Uygulama, kullanıcılara seçtikleri özelliği arzu ettikleri şekilde değiştirmelerine yardımcı olacak faaliyetler ilişkin ipuçları veriyor ve bu davranışların ‘eğer/o zaman uygulama niyetleri’ olarak adlandırılan yöntemi kullanarak nasıl planlanacağını gösteriyor. Bir örnek: ‘Eğer saat 13.00’ten önce toplantım yoksa, o zaman spor salonuna gideceğim. Bu, üretkenliği ve dolayısıyla bilinçlilik özelliğini geliştirmenin bir yolu.” (…)
Başarılı ve kalıcı değişim
Yazar, uygulamayı kullanan katılımcıların, çalışmanın başında, müdahalenin ardından ve üç ay sonra aynı kişilik testini yaptıklarını belirtiyor:
“Aynı zamanda kişilik testini kendileri adına doldurmaları için bir arkadaş veya aile üyesini de seçtiler. En önemlisi, katılımcılar aynı zamanda genel yaşam doyumlarının yanı sıra iş, arkadaşlıklar veya duygular gibi belirli yaşam alanlarındaki memnuniyetlerini de değerlendirdiler.

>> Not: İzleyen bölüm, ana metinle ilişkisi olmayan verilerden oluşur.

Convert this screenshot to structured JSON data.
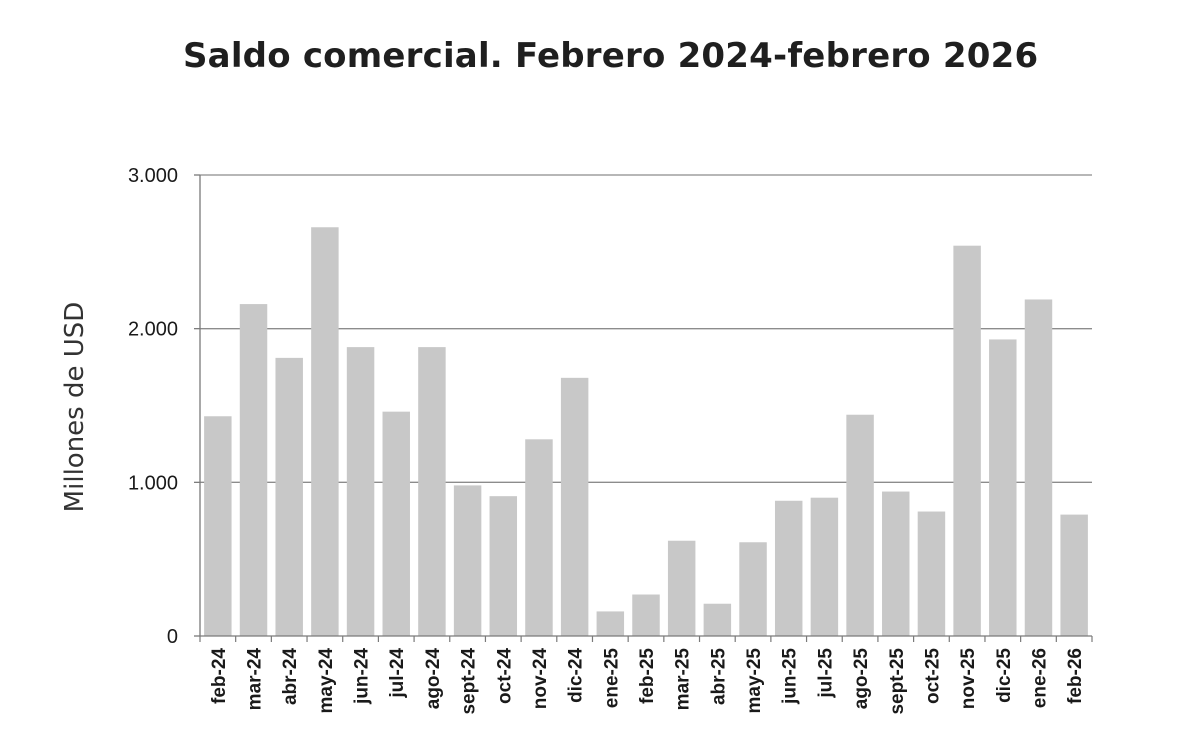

Sonuçta telefon uygulamasının etkili olduğu ortaya çıktı: Ortalama olarak, kişilik testine verdikleri yanıtlara göre katılımcılar, değiştirmek istedikleri özelliği, değiştirmek istedikleri yönde değiştirmeyi başarmışlardı. Bu değişim, bekleme listesi kontrol grubundakilerden daha büyüktü. Dahası, değişiklikler müdahalenin bitmesinden üç ay sonra da devam etmişti.
Öte yandan arkadaşların ve aile üyelerinin derecelendirmeleri başarılı bir değişime işaret etmemişti, ancak Stieger bunun nedeninin ‘kişi hakkında önyargılı düşüncelere sahip olmaları ve dolayısıyla kişilik özelliklerine ilişkin yargılarını güncellemede yavaş kalmaları’ olabileceğini söylüyor.
Umut verici olan, kişisel özellik değişimlerine genel yaşamda ve yaşamın belirli alanlarında memnuniyet artışlarının da eşlik etmesiydi. Örneğin, duygusal dengesizliğini azaltmayı başaranlar daha sonra genel yaşam doyumuna ulaşmış ve özellikle duygusal sağlıklarıyla ilgili olarak daha fazla tatmin duygusu yaşamışlardı. Daha bilinçli olmayı başaranların genel yaşam doyumlarının yanı sıra okul, iş yaşamları ve sağlıklarıyla ilgili de benzer artışlar görüldü.” (…)
Yazar, çalışmanın, kişisel özelliklerdeki değişimden olumlu yaşam sonuçlarına ve artan yaşam doyumuna uzanan nedensel zinciri kanıtlayamadığını, ancak olup bitenlere dair fikir verdiğini söylüyor:
“Önceki çalışmalar, kişilik özelliklerinde kasıtlı değişiminin mümkün olduğunu gösterse de, yeni bulgular daha da ileri gidiyor. Stieger şöyle diyor: ‘Kişiliklerinin bazı yönlerini değiştirmeye gerçekten motive olmuş ve istekli insanlar için, böyle bir kişilik değişikliği müdahalesine dahil olma çabası, hayatta daha mutlu olmanın bir yolu olarak değer taşıyabilir.’”
Bu yazı ilk kez 29 Kasım 2023’te yayımlanmıştır.